Durante muito tempo – e mesmo nos dias atuais – houve a concorrência dos usuários de drogas, particularmente do crack. Arruinados pelo vício, incapazes de sustentar uma rotina convencional, os dependentes químicos encontram em atividades do gênero a oportunidade de acumular algum recurso para consumir droga. Quem acompanha o cotidiano da Feira de Santana sabe que esse grupo foi diminuindo, tragado pela espiral implacável da violência.

É dura a rotina de quem se aventura em ofícios desse naipe.

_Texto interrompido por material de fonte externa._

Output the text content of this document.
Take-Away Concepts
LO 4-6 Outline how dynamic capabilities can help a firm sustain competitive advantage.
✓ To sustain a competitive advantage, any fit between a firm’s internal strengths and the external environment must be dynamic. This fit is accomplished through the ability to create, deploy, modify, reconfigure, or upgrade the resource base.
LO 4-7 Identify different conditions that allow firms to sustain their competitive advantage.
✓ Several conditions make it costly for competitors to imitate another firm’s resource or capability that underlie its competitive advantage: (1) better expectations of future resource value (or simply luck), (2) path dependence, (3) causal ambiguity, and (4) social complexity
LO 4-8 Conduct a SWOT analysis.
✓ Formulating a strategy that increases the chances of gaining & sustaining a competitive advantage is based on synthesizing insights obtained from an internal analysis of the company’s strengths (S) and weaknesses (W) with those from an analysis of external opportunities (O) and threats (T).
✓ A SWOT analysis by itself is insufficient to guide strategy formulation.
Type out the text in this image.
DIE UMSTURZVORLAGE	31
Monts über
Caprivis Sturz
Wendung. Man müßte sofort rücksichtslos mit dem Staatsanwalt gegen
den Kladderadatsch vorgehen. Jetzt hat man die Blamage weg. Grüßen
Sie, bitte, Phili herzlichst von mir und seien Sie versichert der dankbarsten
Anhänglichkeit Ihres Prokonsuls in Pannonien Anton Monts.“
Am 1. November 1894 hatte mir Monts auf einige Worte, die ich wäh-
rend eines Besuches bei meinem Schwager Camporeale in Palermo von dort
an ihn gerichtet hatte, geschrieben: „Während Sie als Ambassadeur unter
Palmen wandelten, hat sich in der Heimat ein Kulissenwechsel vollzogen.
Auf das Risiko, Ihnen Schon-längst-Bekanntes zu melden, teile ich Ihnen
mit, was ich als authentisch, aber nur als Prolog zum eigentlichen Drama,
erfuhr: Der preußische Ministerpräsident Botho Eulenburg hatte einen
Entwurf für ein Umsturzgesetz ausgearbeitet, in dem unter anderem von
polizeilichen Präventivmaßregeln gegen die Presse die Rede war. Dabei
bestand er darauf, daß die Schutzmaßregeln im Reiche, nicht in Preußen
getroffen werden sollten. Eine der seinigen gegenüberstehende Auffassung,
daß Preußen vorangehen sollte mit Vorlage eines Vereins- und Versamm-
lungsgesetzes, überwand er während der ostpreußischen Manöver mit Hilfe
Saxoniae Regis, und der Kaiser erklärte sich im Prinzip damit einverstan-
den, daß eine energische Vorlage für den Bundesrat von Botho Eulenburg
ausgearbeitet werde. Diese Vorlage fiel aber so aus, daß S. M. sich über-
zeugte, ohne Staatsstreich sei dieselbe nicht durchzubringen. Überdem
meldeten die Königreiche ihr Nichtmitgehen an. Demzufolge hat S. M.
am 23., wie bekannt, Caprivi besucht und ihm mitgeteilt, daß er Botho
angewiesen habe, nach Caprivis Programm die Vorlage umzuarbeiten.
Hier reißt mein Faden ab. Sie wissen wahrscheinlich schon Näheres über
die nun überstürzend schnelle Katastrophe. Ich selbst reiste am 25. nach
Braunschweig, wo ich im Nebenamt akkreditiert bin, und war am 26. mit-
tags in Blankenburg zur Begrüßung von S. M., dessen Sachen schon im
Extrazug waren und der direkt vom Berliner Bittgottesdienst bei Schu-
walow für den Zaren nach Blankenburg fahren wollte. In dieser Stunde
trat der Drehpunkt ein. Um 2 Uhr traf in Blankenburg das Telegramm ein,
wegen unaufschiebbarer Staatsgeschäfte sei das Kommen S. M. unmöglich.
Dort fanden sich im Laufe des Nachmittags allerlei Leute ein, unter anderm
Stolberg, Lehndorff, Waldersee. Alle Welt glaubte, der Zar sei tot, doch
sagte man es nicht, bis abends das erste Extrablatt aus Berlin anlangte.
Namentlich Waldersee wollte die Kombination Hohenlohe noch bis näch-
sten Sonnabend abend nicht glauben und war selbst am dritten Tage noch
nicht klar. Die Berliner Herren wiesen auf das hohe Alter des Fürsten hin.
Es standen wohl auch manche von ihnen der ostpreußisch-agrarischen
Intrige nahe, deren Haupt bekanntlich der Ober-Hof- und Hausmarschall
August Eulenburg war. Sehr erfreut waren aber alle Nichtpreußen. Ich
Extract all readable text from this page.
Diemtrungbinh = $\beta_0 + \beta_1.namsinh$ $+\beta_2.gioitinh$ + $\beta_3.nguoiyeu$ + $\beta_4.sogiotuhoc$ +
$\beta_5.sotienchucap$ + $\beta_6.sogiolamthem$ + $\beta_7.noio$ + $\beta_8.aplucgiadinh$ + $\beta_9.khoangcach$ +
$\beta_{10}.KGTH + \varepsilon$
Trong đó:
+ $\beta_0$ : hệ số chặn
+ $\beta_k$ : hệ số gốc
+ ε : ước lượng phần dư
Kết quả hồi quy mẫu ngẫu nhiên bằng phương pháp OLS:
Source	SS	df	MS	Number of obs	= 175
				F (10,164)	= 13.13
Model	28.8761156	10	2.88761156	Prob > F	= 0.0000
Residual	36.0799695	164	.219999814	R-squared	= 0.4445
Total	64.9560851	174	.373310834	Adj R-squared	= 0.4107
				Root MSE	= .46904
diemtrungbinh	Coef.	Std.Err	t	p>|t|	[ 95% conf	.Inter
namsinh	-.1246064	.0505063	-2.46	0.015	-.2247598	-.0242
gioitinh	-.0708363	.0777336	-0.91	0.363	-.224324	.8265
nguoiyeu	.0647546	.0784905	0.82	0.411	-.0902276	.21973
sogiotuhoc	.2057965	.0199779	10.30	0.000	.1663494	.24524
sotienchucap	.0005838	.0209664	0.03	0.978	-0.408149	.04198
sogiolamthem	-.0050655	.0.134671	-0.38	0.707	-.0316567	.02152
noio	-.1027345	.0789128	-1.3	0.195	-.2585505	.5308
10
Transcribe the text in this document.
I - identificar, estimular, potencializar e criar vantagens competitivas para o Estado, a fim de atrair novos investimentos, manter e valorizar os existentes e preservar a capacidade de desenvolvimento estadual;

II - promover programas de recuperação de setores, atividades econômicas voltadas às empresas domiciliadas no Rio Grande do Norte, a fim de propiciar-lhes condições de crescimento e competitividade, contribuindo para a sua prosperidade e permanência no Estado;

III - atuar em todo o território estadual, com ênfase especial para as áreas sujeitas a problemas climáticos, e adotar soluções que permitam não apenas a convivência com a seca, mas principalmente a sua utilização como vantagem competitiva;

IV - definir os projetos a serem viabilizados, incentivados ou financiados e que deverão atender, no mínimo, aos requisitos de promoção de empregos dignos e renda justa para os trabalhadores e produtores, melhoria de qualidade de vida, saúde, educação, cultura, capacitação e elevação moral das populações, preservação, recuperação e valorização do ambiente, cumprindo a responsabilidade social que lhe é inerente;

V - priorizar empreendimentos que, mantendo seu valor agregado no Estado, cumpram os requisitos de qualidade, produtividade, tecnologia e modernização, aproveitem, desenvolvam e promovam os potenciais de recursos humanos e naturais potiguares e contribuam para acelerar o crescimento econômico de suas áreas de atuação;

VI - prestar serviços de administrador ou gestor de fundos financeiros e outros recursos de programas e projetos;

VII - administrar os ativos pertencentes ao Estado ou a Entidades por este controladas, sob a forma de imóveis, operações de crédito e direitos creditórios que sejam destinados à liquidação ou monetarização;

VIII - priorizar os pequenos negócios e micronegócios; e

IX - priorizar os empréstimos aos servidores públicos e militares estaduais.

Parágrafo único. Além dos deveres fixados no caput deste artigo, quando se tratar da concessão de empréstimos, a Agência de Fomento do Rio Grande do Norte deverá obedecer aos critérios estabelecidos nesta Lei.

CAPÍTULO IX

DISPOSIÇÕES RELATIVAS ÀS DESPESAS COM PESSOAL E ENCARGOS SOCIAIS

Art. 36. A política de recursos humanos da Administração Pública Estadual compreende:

Arrastam a minicarroça, curvam-se triando material, carregam o peso do produto selecionado, acomodam sobre o veículo, arrastam-no fazendo a tração, deslocam-se por extensos percursos até a periferia pobre onde armazenam a carga que, finalmente, será vendida no dia seguinte. Os magros trocados ajudam a ir sobrevivendo.

“As afamadas pontes para o futuro não passam de pinguelas para o passado.”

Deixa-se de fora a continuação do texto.